By IANS,
Chennai : Global automotive giant Ford Motor Company will spend $250,000 on the education, safety, environment and health and welfare of the seven village communities around its plant near here, a top company official said Tuesday.
“We have got a grant of $250,000 from Ford Motor Company Fund managing the initiative Operation Goodwill in partnership with its international grant maker, the Global Giving Foundation. In the first phase, we will be spending $125,000 on the four ares of our focus through three non-governmental organisations (NGO),” Michael Boneham, the company’s president and managing director, told reporters here.
Ford has a plant at Maraimalainagar, around 50 km from here. The move is part of the company’s corporate social responsibility (CSR) initiative.
According to Boneham, the company will run the programme with the assistance of Global Giving, local NGOs, volunteers and employees of Ford India and Ford Global Business Services.
He said Ford’s subsidiaries in India – Ford India and Ford Global Business Services – have been carrying out CSR activities through their employees all these years and as the grant is received for the first time it was decided to rope in NGOs who are focussed on these areas.
He said the three NGOs will have to complete their projects within a year and there are strict monitoring mechanisms.
“We will make a separate announcement as to the remaining amount of the grant,” he said.
According to him, the grant under the Operation Goodwill programme of Ford Motor Company Fund is one time as of now.
The three NGOs that will be executing the projects on behalf of Ford are Aid India, Society for Technology and Advancement for Rural Action (TARA) and Society for Poor Peoples Development (SPPD).

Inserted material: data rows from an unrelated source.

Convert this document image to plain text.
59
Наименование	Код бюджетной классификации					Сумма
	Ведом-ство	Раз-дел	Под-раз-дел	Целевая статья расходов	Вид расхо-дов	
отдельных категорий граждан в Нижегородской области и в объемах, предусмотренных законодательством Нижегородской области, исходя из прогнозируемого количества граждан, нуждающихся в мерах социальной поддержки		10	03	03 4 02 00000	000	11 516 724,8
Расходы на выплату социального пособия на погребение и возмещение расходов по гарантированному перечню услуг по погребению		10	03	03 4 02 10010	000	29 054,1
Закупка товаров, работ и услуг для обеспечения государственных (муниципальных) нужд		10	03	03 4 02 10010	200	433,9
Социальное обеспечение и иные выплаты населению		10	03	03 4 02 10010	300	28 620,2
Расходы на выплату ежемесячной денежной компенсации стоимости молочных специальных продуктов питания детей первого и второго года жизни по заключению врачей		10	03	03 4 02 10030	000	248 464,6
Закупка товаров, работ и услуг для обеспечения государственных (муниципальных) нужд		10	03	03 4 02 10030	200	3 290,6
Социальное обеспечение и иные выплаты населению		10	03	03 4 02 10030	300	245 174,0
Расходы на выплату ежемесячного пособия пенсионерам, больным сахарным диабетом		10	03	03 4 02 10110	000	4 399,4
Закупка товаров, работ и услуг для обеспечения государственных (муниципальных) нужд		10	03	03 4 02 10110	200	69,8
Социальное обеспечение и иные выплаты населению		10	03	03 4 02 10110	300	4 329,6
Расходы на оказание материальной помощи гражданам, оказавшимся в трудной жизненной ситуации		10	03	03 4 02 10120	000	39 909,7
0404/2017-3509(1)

One of the projects under the grant includes setting up 20 after-school tutoring centres near Ford’s factory to coach government school students. The project will be executed by Aid India.
“The objective is to ensure that every child achieves basic outcomes in language, maths, English and science and gets prepared to face the world with confidence. We will train teachers who will train the students,” Balaji Sampath, secretary of Aid India, said.
“We are going to reach out to 14 schools in seven villages where we will be providing access to safe drinking water, sanitation facilities through installation of 14 water filters and 14 toilets for the girl students. The average student population per school is around 700 and we hope to benefit around 3,000 girl students through our toilets,” Meghna Das, manager, environmental programme, TARA, said.
She said a need assessment will have to be done during the first six months and the project execution – building of toilets and others – would take another six months.
On its part, SPPD would train women in the age group 18-45 in the seven villages in tailoring so that they can get good jobs in garment units or they can become entrepreneurs, said its secretary J.Raju.